Anti-Retroviral Therapy (ART)

Mission

To provide HIV Care , treatment and support to those infected and affected by HIV.

Vision

Reduce HIV/AIDS morbidity and mortality through improved accessibility of quality treatment and care for people living with HIV/AIDS in Kenya for a HIV free Kenya.

What the Program does

The HIV Care and treatment component of NASCOP is mandated with leading the National response on behalf of the health sector with interventions for those infected and affected by HIV.
The overall responsibilities include of the program include
Policy and guidelines formulation, setting standards in HIV Care and treatment,
Coordination and management
Providing monitoring and evaluation support to programs in implementation throughout the country.
HIV care and treatment and support focuses on holistic approach to care for the HIV infected and affected person. Key interventions include interventions to prevent illnesses and prevention of opportunistic illnesses in persons living with HIV. Interventions to prevent illnesses in those living with HIV include such as provision of clean water, hygiene, nutrition support, malaria prevention and reproductive health services including other STI prevention and treatment. These are currently done through provision of the basic care kit that comprises a Insecticide treated bed net, clean water containers and water purifying agents , cotrimoxazole for prevention of Opportunistic infections and condoms for Prevention of HIV and STI transmission.

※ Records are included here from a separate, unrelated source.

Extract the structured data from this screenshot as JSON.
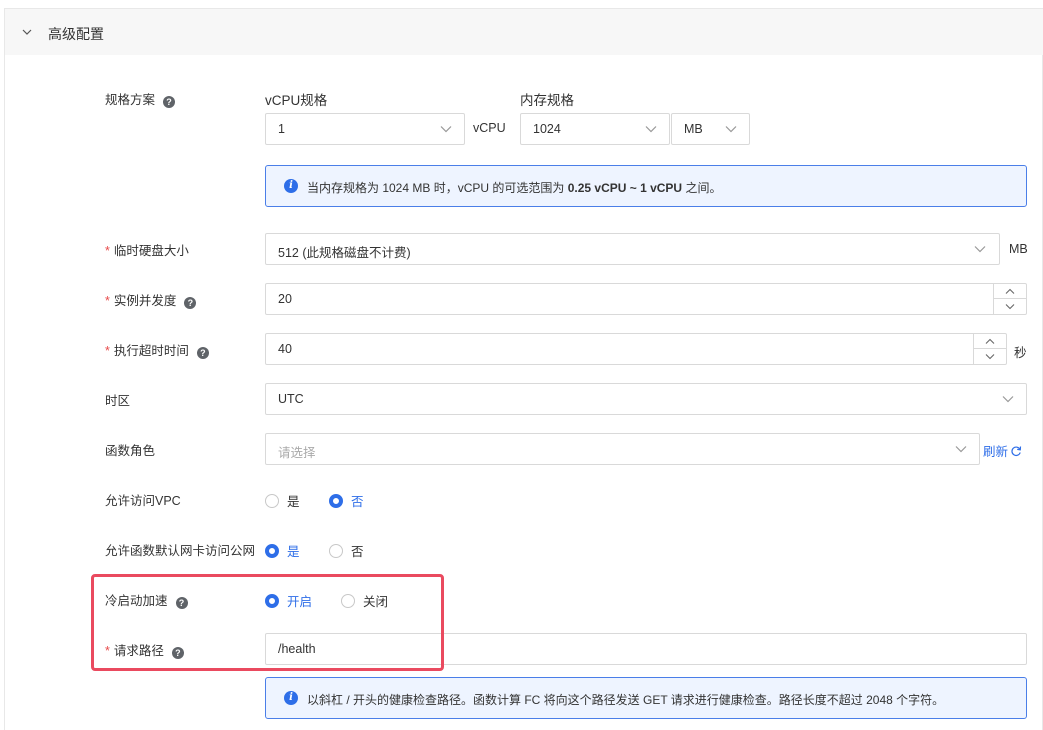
{
  "section_title": "高级配置",
  "spec": {
    "label": "规格方案",
    "vcpu_label": "vCPU规格",
    "vcpu_value": "1",
    "vcpu_unit": "vCPU",
    "mem_label": "内存规格",
    "mem_value": "1024",
    "mem_unit": "MB",
    "info_prefix": "当内存规格为 1024 MB 时，vCPU 的可选范围为 ",
    "info_range": "0.25 vCPU ~ 1 vCPU",
    "info_suffix": " 之间。"
  },
  "disk": {
    "label": "临时硬盘大小",
    "value": "512 (此规格磁盘不计费)",
    "unit": "MB"
  },
  "concurrency": {
    "label": "实例并发度",
    "value": "20"
  },
  "timeout": {
    "label": "执行超时时间",
    "value": "40",
    "unit": "秒"
  },
  "timezone": {
    "label": "时区",
    "value": "UTC"
  },
  "role": {
    "label": "函数角色",
    "placeholder": "请选择",
    "refresh": "刷新"
  },
  "vpc": {
    "label": "允许访问VPC",
    "yes": "是",
    "no": "否",
    "selected": "no"
  },
  "public_net": {
    "label": "允许函数默认网卡访问公网",
    "yes": "是",
    "no": "否",
    "selected": "yes"
  },
  "cold_start": {
    "label": "冷启动加速",
    "on": "开启",
    "off": "关闭",
    "selected": "on"
  },
  "path": {
    "label": "请求路径",
    "value": "/health",
    "info": "以斜杠 / 开头的健康检查路径。函数计算 FC 将向这个路径发送 GET 请求进行健康检查。路径长度不超过 2048 个字符。"
  },
  "colors": {
    "accent": "#2e6ee8",
    "required": "#e84a4a",
    "highlight": "#ea4a5f",
    "info_bg": "#eef4ff"
  }
}
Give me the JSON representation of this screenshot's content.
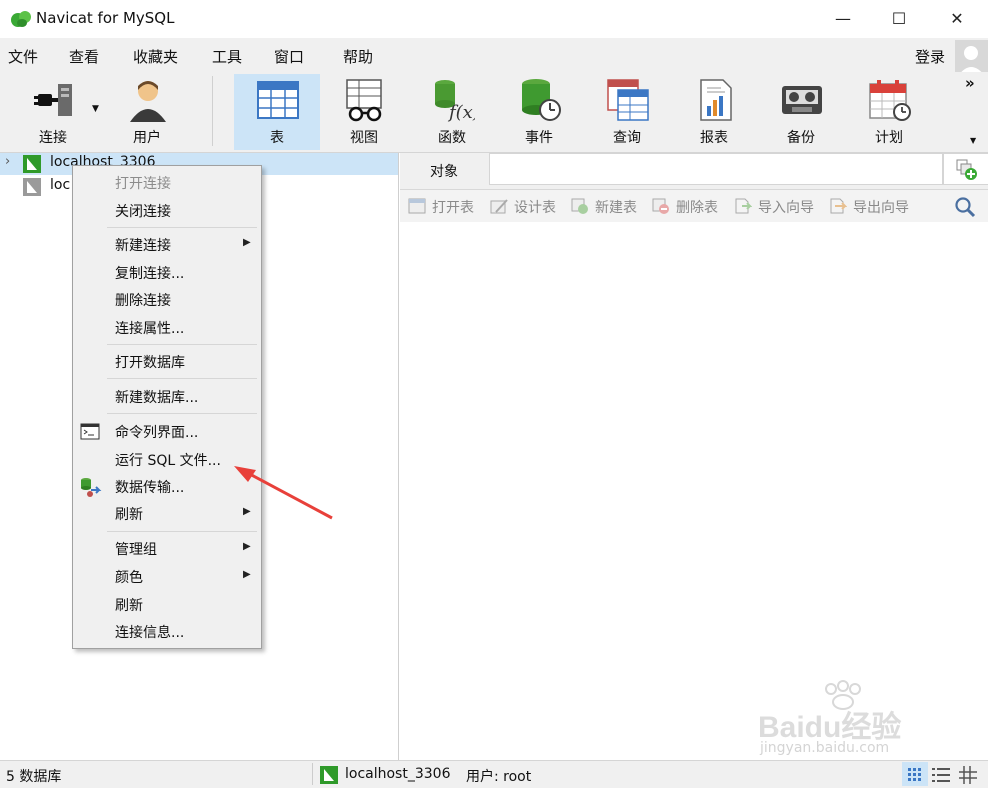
{
  "window": {
    "title": "Navicat for MySQL",
    "minimize_glyph": "—",
    "maximize_glyph": "☐",
    "close_glyph": "✕"
  },
  "menu": [
    "文件",
    "查看",
    "收藏夹",
    "工具",
    "窗口",
    "帮助"
  ],
  "login_label": "登录",
  "toolbar": {
    "items": [
      {
        "label": "连接",
        "icon": "plug-icon"
      },
      {
        "label": "用户",
        "icon": "user-icon"
      },
      {
        "label": "表",
        "icon": "table-icon"
      },
      {
        "label": "视图",
        "icon": "view-glasses-icon"
      },
      {
        "label": "函数",
        "icon": "function-icon"
      },
      {
        "label": "事件",
        "icon": "event-clock-icon"
      },
      {
        "label": "查询",
        "icon": "query-icon"
      },
      {
        "label": "报表",
        "icon": "report-icon"
      },
      {
        "label": "备份",
        "icon": "backup-tape-icon"
      },
      {
        "label": "计划",
        "icon": "calendar-icon"
      }
    ],
    "overflow": "»"
  },
  "tree": {
    "items": [
      {
        "label": "localhost_3306"
      },
      {
        "label": "loc"
      }
    ]
  },
  "context_menu": {
    "items": [
      {
        "label": "打开连接",
        "disabled": true
      },
      {
        "label": "关闭连接"
      },
      {
        "label": "新建连接"
      },
      {
        "label": "复制连接..."
      },
      {
        "label": "删除连接"
      },
      {
        "label": "连接属性..."
      },
      {
        "label": "打开数据库"
      },
      {
        "label": "新建数据库..."
      },
      {
        "label": "命令列界面..."
      },
      {
        "label": "运行 SQL 文件..."
      },
      {
        "label": "数据传输..."
      },
      {
        "label": "刷新"
      },
      {
        "label": "管理组"
      },
      {
        "label": "颜色"
      },
      {
        "label": "刷新"
      },
      {
        "label": "连接信息..."
      }
    ]
  },
  "object_tab": "对象",
  "object_toolbar": [
    "打开表",
    "设计表",
    "新建表",
    "删除表",
    "导入向导",
    "导出向导"
  ],
  "status": {
    "db_count": "5 数据库",
    "connection": "localhost_3306",
    "user": "用户: root"
  },
  "watermark": {
    "brand": "Baidu经验",
    "url": "jingyan.baidu.com"
  },
  "colors": {
    "accent": "#cce4f7",
    "navicat_green": "#3aa935",
    "arrow_red": "#e8403a"
  }
}
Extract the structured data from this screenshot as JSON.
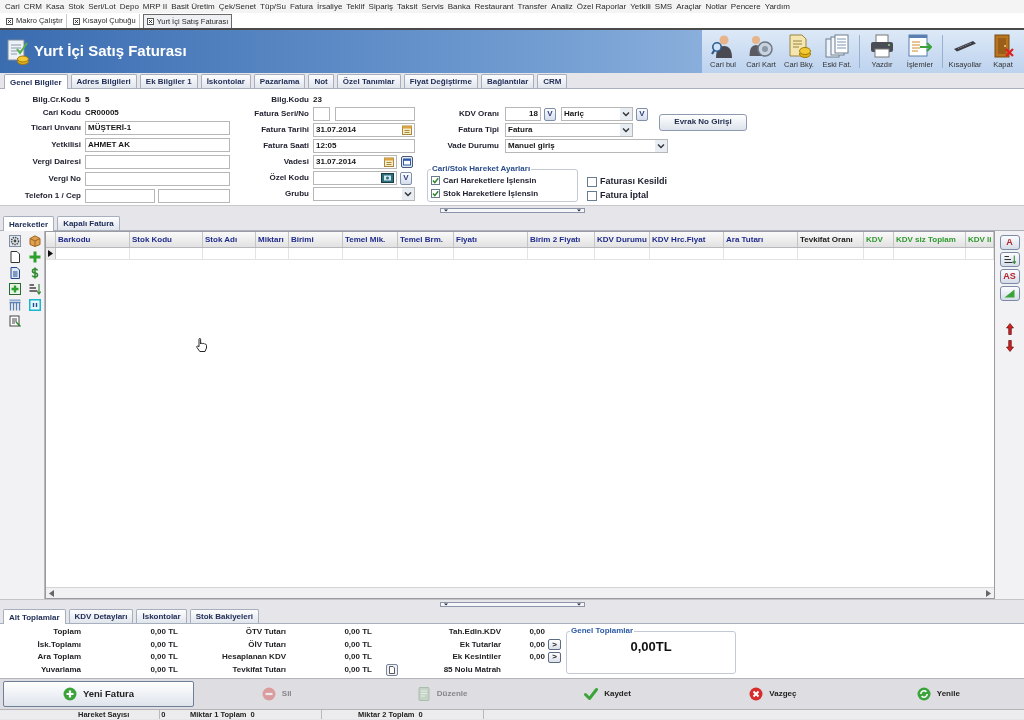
{
  "menu": [
    "Cari",
    "CRM",
    "Kasa",
    "Stok",
    "Seri/Lot",
    "Depo",
    "MRP II",
    "Basit Üretim",
    "Çek/Senet",
    "Tüp/Su",
    "Fatura",
    "İrsaliye",
    "Teklif",
    "Sipariş",
    "Taksit",
    "Servis",
    "Banka",
    "Restaurant",
    "Transfer",
    "Analiz",
    "Özel Raporlar",
    "Yetkili",
    "SMS",
    "Araçlar",
    "Notlar",
    "Pencere",
    "Yardım"
  ],
  "mdi_tabs": [
    {
      "label": "Makro Çalıştır",
      "selected": false
    },
    {
      "label": "Kısayol Çubuğu",
      "selected": false
    },
    {
      "label": "Yurt İçi Satış Faturası",
      "selected": true
    }
  ],
  "window": {
    "title": "Yurt İçi Satış Faturası"
  },
  "toolbar_groups": [
    [
      {
        "label": "Cari bul",
        "kind": "find"
      },
      {
        "label": "Cari Kart",
        "kind": "card"
      },
      {
        "label": "Cari Bky.",
        "kind": "balance"
      },
      {
        "label": "Eski Fat.",
        "kind": "archive"
      }
    ],
    [
      {
        "label": "Yazdır",
        "kind": "print"
      },
      {
        "label": "İşlemler",
        "kind": "actions"
      }
    ],
    [
      {
        "label": "Kısayollar",
        "kind": "shortcuts"
      },
      {
        "label": "Kapat",
        "kind": "close"
      }
    ]
  ],
  "form_tabs": [
    {
      "label": "Genel Bilgiler",
      "selected": true
    },
    {
      "label": "Adres Bilgileri",
      "selected": false
    },
    {
      "label": "Ek Bilgiler 1",
      "selected": false
    },
    {
      "label": "İskontolar",
      "selected": false
    },
    {
      "label": "Pazarlama",
      "selected": false
    },
    {
      "label": "Not",
      "selected": false
    },
    {
      "label": "Özel Tanımlar",
      "selected": false
    },
    {
      "label": "Fiyat Değiştirme",
      "selected": false
    },
    {
      "label": "Bağlantılar",
      "selected": false
    },
    {
      "label": "CRM",
      "selected": false
    }
  ],
  "form": {
    "left": [
      {
        "kind": "text",
        "label": "Bilg.Cr.Kodu",
        "value": "5"
      },
      {
        "kind": "text",
        "label": "Cari Kodu",
        "value": "CR00005"
      },
      {
        "kind": "input",
        "label": "Ticari Unvanı",
        "value": "MÜŞTERİ-1"
      },
      {
        "kind": "input",
        "label": "Yetkilisi",
        "value": "AHMET AK"
      },
      {
        "kind": "input",
        "label": "Vergi Dairesi"
      },
      {
        "kind": "input",
        "label": "Vergi No"
      },
      {
        "kind": "pair",
        "label": "Telefon 1 / Cep"
      }
    ],
    "middle": [
      {
        "kind": "text",
        "label": "Bilg.Kodu",
        "value": "23"
      },
      {
        "kind": "pair",
        "label": "Fatura Seri/No"
      },
      {
        "kind": "date",
        "label": "Fatura Tarihi",
        "value": "31.07.2014"
      },
      {
        "kind": "input",
        "label": "Fatura Saati",
        "value": "12:05"
      },
      {
        "kind": "date-button",
        "label": "Vadesi",
        "value": "31.07.2014"
      },
      {
        "kind": "lookup",
        "label": "Özel Kodu",
        "button": "V"
      },
      {
        "kind": "select",
        "label": "Grubu"
      }
    ],
    "right": [
      {
        "kind": "rate",
        "label": "KDV Oranı",
        "value": "18",
        "rate_button": "V",
        "select": "Hariç",
        "select_button": "V"
      },
      {
        "kind": "select",
        "label": "Fatura Tipi",
        "value": "Fatura"
      },
      {
        "kind": "select",
        "label": "Vade Durumu",
        "value": "Manuel giriş"
      }
    ],
    "entry_button": "Evrak No Girişi",
    "settings_group": {
      "title": "Cari/Stok Hareket Ayarları",
      "options": [
        {
          "label": "Cari Hareketlere İşlensin",
          "checked": true
        },
        {
          "label": "Stok Hareketlere İşlensin",
          "checked": true
        }
      ]
    },
    "flags": [
      {
        "label": "Faturası Kesildi",
        "checked": false
      },
      {
        "label": "Fatura İptal",
        "checked": false
      }
    ]
  },
  "detail_tabs": [
    {
      "label": "Hareketler",
      "selected": true
    },
    {
      "label": "Kapalı Fatura",
      "selected": false
    }
  ],
  "grid": {
    "columns": [
      {
        "label": "Barkodu",
        "color": "#1f2b8c"
      },
      {
        "label": "Stok Kodu",
        "color": "#1f2b8c"
      },
      {
        "label": "Stok Adı",
        "color": "#1f2b8c"
      },
      {
        "label": "Miktarı",
        "color": "#1f2b8c"
      },
      {
        "label": "Birimi",
        "color": "#1f2b8c"
      },
      {
        "label": "Temel Mik.",
        "color": "#1f2b8c"
      },
      {
        "label": "Temel Brm.",
        "color": "#1f2b8c"
      },
      {
        "label": "Fiyatı",
        "color": "#1f2b8c"
      },
      {
        "label": "Birim 2 Fiyatı",
        "color": "#1f2b8c"
      },
      {
        "label": "KDV Durumu",
        "color": "#1f2b8c"
      },
      {
        "label": "KDV Hrc.Fiyat",
        "color": "#1f2b8c"
      },
      {
        "label": "Ara Tutarı",
        "color": "#1f2b8c"
      },
      {
        "label": "Tevkifat Oranı",
        "color": "#1a1a1a"
      },
      {
        "label": "KDV",
        "color": "#2e9a2e"
      },
      {
        "label": "KDV siz Toplam",
        "color": "#2e9a2e"
      },
      {
        "label": "KDV li",
        "color": "#2e9a2e"
      }
    ]
  },
  "grid_tools": [
    {
      "kind": "text",
      "label": "A"
    },
    {
      "kind": "sort"
    },
    {
      "kind": "text",
      "label": "AS"
    },
    {
      "kind": "chart"
    }
  ],
  "summary_tabs": [
    {
      "label": "Alt Toplamlar",
      "selected": true
    },
    {
      "label": "KDV Detayları",
      "selected": false
    },
    {
      "label": "İskontolar",
      "selected": false
    },
    {
      "label": "Stok Bakiyeleri",
      "selected": false
    }
  ],
  "totals": {
    "columns": [
      [
        {
          "label": "Toplam",
          "value": "0,00 TL"
        },
        {
          "label": "İsk.Toplamı",
          "value": "0,00 TL"
        },
        {
          "label": "Ara Toplam",
          "value": "0,00 TL"
        },
        {
          "label": "Yuvarlama",
          "value": "0,00 TL"
        }
      ],
      [
        {
          "label": "ÖTV Tutarı",
          "value": "0,00 TL"
        },
        {
          "label": "ÖİV Tutarı",
          "value": "0,00 TL"
        },
        {
          "label": "Hesaplanan KDV",
          "value": "0,00 TL"
        },
        {
          "label": "Tevkifat Tutarı",
          "value": "0,00 TL"
        }
      ],
      [
        {
          "kind": "value",
          "label": "Tah.Edln.KDV",
          "value": "0,00"
        },
        {
          "kind": "button",
          "label": "Ek Tutarlar",
          "value": "0,00",
          "button": ">"
        },
        {
          "kind": "button",
          "label": "Ek Kesintiler",
          "value": "0,00",
          "button": ">"
        },
        {
          "kind": "icon",
          "label": "85 Nolu Matrah"
        }
      ]
    ]
  },
  "grand_total": {
    "title": "Genel Toplamlar",
    "value": "0,00TL"
  },
  "actions": [
    {
      "label": "Yeni Fatura",
      "kind": "new",
      "disabled": false,
      "focused": true
    },
    {
      "label": "Sil",
      "kind": "delete",
      "disabled": true,
      "focused": false
    },
    {
      "label": "Düzenle",
      "kind": "edit",
      "disabled": true,
      "focused": false
    },
    {
      "label": "Kaydet",
      "kind": "save",
      "disabled": false,
      "focused": false
    },
    {
      "label": "Vazgeç",
      "kind": "cancel",
      "disabled": false,
      "focused": false
    },
    {
      "label": "Yenile",
      "kind": "refresh",
      "disabled": false,
      "focused": false
    }
  ],
  "status_bar": [
    {
      "label": "Hareket Sayısı",
      "value": "0"
    },
    {
      "label": "Miktar 1 Toplam",
      "value": "0"
    },
    {
      "label": "Miktar 2 Toplam",
      "value": "0"
    }
  ]
}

HIV Care and treatment in addition focuses on management of opportunistic illness and co-morbidities and treatment of TB/HIV co-infection.One of the key components of this program is provision of antiretroviral therapy for children, adolescents and adults. Other interventions include nutritional management of HIV infected persons with clinical malnutrition , provision of Home and community care and palliative care. Support components include commodity and logistics management , laboratory monitoring for those on care and treatment and monitoring and evaluation for the program

Key strategies to achieve universal access include

Decentralization of treatment services to enhance access

Capacity building of health care workers, persons living with HIV and communities

Continuous Mentorship of health care workers to ensure quality service delivery

Strengthening longitudinal patient monitoring and follow up

Strengthening linkages at facility and community level and with other relevant intervention areas

Engagement of private sector to provide HIV services

Advocacy for increased resources and sustainability of HIV care and treatment program

The national level will primarily focus on policy and guideline formulation, coordination, support and monitoring of the program. Decentralized levels which include provinces and districts are tasked with implementation of activities to enhance service delivery while also monitoring day to day progress of interventions.

Partners involved

The program is supported and works in collaboration with the parent ministries responsible for health , the ministry of special programmes under which NACC falls and other partners and stakeholders both government and non-governmental institutions . Some of the key stakeholders and partners who support both in financing and or implementing HIV Care and treatment include PEPFAR ( CDC, USAID, WRD DOD) and their supported implementing partners, The Clinton Health Access Initiative, The Global fund for TB, HIV and Malaria , MSF, UN among others

These partners have been key in financing the procurement of drugs and other ART related and Care commodities, and supported implementation of the above mentioned interventions through government and other partners.

 

Achievements

Since 2002 the program has seen rapid acceleration and expansion of access to HIV Care and treatment services. With more service provision points offering services, the program has seen the number of those accessing antiretroviral therapy increase from less than 10,000 in 2003 to over 430,000 in December 2010. In addition more than 40,000 service providers have been capacity build to provide services and this continues to be scaled up to ensure universal access to services.

Access to various other services has improved including laboratory monitoring, nutrition services, provision of cotrimoxazole for opportunistic infection prevention and integration of reproductive health and other prevention with positive interventions. The aim is to achieve universal access to Quality care and treatment for all.